Qu'en est-il des conclusions relatives au rendement? Le rendement, comme je l'ai indiqué plus tôt, est le deuxième critère fondamental de toutes les évaluations menées conformément à la politique d'évaluation du Conseil du Trésor. Dans ce cas, nous avons conclu que le régime avait progressé vers l'atteinte de ses objectifs. Le mot « progrès » est très important dans la terminologie du Conseil du Trésor; on ne s'attend pas à ce que nous ayons déjà atteint la Terre promise une fois le programme à peine lancé, mais nous réalisons des progrès en ce sens. C'est ce qu'on attend des partenaires du régime. Nous avons constaté, au cours de l'évaluation, que des progrès ont effectivement été accomplis.

Aujourd'hui, le Canada satisfait à 36 des 40 recommandations originales et neuf recommandations spéciales du GAFI sur la lutte contre le recyclage des produits de la criminalité et le financement des activités terroristes. Il y a des progrès dans la mise en œuvre de la loi qui fait actuellement l'objet d'un examen, ainsi que de ses règlements. Elle permet de s'acquitter des responsabilités liées à la lutte contre le recyclage de produits de la criminalité et le financement des activités terroristes — et il s'agit d'un détail très important — sans violer le droit à la vie privée et les dispositions relatives aux libertés fondamentales. Pour l'honneur du Canada, cela doit être l'un des éléments principaux d'une activité comme celle-ci.

Pour poursuivre avec nos conclusions à l'égard du rendement, on constate que le régime facilite la conformité et en assure la surveillance. Il prévoit la collecte et l'analyse d'information. On parle aussi d'enquêtes, de jugements et de sanctions, ainsi que de la mise en application du régime.

Nous avons été à même de constater que le régime permettait entre autres de créer un environnement défavorable au blanchiment d'argent et au financement d'activités terroristes. Il est difficile de quantifier cela avec des mots. Toutefois, en créant un environnement défavorable à ces activités, le régime rend la tâche beaucoup plus ardue aux criminels qui tentent de vendre leur marchandise ou de faire de l'argent de cette façon. Ils doivent travailler beaucoup plus fort.
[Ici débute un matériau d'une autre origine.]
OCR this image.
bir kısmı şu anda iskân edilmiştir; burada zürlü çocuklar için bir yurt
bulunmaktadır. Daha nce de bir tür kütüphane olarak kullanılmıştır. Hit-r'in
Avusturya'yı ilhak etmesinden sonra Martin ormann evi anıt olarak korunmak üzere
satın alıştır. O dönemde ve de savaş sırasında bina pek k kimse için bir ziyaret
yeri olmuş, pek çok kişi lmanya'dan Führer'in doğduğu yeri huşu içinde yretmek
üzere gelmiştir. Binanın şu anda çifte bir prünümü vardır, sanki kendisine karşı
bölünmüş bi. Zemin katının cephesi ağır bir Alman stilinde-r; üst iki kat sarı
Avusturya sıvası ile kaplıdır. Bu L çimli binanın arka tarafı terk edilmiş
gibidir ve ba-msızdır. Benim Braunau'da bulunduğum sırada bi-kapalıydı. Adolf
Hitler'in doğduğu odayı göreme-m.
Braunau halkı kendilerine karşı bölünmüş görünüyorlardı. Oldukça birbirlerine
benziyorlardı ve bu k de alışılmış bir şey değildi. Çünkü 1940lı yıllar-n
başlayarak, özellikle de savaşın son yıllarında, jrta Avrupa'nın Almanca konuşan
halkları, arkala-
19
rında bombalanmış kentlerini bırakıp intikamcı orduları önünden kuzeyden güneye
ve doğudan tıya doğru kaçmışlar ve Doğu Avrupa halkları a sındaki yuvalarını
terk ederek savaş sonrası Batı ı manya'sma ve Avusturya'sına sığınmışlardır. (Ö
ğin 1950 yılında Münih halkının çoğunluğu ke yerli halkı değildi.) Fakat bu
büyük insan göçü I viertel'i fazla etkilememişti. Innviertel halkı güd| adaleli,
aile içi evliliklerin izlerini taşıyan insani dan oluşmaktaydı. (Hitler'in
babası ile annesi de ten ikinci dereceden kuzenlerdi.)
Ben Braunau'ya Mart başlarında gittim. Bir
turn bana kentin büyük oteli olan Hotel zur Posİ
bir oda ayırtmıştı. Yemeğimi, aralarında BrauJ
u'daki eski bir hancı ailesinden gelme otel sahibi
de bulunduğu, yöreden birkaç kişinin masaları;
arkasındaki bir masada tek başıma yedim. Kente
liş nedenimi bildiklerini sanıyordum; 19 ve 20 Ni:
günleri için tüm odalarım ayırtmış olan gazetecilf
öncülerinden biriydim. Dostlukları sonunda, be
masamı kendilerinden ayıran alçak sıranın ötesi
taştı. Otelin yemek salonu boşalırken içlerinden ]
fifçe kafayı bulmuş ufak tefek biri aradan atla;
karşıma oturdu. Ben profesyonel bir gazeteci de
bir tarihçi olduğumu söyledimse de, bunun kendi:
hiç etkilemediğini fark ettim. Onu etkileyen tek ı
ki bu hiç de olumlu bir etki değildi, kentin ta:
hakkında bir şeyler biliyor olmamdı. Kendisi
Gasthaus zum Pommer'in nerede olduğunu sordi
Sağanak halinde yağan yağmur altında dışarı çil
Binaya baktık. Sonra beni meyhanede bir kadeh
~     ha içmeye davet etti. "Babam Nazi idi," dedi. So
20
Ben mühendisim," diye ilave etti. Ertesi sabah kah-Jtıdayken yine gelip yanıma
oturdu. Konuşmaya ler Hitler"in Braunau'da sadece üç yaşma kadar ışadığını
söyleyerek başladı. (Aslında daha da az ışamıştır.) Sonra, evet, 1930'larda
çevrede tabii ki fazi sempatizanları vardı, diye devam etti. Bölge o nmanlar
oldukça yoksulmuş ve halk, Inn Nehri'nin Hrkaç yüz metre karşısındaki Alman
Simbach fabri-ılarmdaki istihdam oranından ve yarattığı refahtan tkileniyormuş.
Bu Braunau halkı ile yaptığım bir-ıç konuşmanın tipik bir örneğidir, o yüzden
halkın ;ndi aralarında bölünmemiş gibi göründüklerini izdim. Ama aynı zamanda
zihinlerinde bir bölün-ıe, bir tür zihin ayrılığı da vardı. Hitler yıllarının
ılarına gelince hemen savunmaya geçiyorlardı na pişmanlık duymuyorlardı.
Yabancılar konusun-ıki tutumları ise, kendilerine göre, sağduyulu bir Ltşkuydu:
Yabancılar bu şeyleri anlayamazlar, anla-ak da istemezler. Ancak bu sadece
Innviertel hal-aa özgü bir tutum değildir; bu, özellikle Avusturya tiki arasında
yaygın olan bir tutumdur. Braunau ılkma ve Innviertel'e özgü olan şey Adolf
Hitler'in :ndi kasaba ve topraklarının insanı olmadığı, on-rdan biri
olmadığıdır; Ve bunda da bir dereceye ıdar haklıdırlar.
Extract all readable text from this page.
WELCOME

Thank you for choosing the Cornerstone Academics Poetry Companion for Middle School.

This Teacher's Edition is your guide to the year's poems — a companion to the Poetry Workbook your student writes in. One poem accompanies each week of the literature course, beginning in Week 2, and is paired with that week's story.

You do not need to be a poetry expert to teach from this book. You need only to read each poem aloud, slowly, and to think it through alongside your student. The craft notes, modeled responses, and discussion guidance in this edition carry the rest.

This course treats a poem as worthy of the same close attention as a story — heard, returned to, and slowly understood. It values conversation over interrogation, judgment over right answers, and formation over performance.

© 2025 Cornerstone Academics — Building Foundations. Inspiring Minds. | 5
Nous en concluons que le régime est extrêmement efficace. Plus il sera difficile de blanchir de l'argent et de financer des activités terroristes, moins il y en aura. Nous ne pouvons cependant pas vous dire ce que cela signifie exactement en chiffres. Nous savons toutefois que le contexte est beaucoup plus contraignant. Je suis content de ne pas être dans leur camp. Mon travail serait vraiment difficile.

Qu'en est-il de l'efficience? Bien que la situation se soit améliorée depuis 2008, il est peu probable qu'on fasse d'autres gains si le financement du régime n'est pas rajusté.

En tant qu'évaluateurs, nous tentons d'examiner ce volet de très près. Il est évident que les entités financées, comme les entités non financées, doivent trouver une façon de faire le travail qui leur est confié et de le faire du mieux qu'elles le peuvent. Nous examinons leur fonctionnement de l'extérieur.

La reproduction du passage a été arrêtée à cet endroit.